During a 40-minute ordeal, students were chased across the hostel corridors and beaten, and one of them was allegedly stabbed. Haroon, a leg gashed by a glass shard, was thinking of “jumping off the second-floor balcony” to escape the marauders when the police arrived.
The 80 boarders at the hostel are required to get their own food. Haroon said that like many others, he ran out of food stocks on Monday. Some who still had food shared it with others.
“We have no food but we are too scared to go to the market,” he said.
News of the attack has left foreign students nervous elsewhere in India, too, said an Afghan student of PhD at Delhi University who didn’t want to be identified.
“The government has launched the ‘Study in India’ programme to attract foreign students. The least the students expect is safety.

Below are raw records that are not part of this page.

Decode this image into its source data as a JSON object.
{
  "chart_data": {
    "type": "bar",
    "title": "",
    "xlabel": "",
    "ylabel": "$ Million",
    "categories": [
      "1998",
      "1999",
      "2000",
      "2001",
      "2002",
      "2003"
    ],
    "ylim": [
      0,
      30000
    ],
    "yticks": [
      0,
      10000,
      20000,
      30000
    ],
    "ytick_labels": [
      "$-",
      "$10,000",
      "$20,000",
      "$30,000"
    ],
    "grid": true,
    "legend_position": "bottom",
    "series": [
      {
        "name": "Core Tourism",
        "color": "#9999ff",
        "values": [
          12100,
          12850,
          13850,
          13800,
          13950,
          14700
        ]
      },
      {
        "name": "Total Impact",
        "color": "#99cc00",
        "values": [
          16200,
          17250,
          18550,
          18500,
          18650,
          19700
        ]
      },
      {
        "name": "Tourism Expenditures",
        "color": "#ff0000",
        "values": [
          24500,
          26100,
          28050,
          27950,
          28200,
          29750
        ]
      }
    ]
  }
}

I hope the government takes up security issues seriously,” the student said.
Police investigate the Gujarat University hostel campus where students hailing from different foreign countries were assaulted allegedly by a group of persons over the issue of offering Namaz. PTI picture
Haroon, a second-year PhD student of international relations, said Gujarat University had allocated space on the hostel grounds for Muslim boarders to offer namaz.
About a dozen students were offering namaz on Saturday evening when some students of the university, accompanied by outsiders, barged into the hostel and began shouting “Jai Shri Ram”, Haroon said.
“They used abusive words but we continued our prayers silently. More people came with bats, sticks and stones. As they grew in number, they started throwing stones,” he said.
“A stone hit my chest. We ran into the rooms but they chased us. They attacked Christian students who were sleeping. We ran for our lives.”
Haroon cut his leg on a broken piece of window glass. He said Azat, a student from Turkmenistan, was stabbed between the ribs. Azat was discharged from hospital on Monday, and the police have registered an FIR, Haroon said.
Mario Fernando, a student from Sri Lanka, was woken up from sleep and beaten, Haroon alleged.
“We normally offer namaz in our rooms but because it’s the month of Ramadan, we were doing so at the designated place on the hostel grounds,” he said. “I wish we had been warned, we would then not have offered namaz there.”
Haroon said he and some others had locked themselves inside a second-floor room but the attackers broke the door open. He and a few other foreign students then ran onto the balcony and were thinking of jumping when the police arrived, he said.
Vice-chancellor Neerja A. Gupta and police officers entered the hostel and assured the foreign students about their security, Haroon said.
CPM student arm SFI has condemned the assault.
“It is deeply disturbing to learn that foreign students at Gujarat University were viciously attacked by a communal mob while observing namaz…. This incident marks yet another egregious deterioration of the academic and pluralistic environment within campuses under the Modi regime, raising serious concerns about student safety,” it said.
“This attack has marred India’s internationally recognised principles of tolerance, pluralism, and fraternity. The BJP governments, both at the Centre and state levels, must be held accountable for this national disgrace.”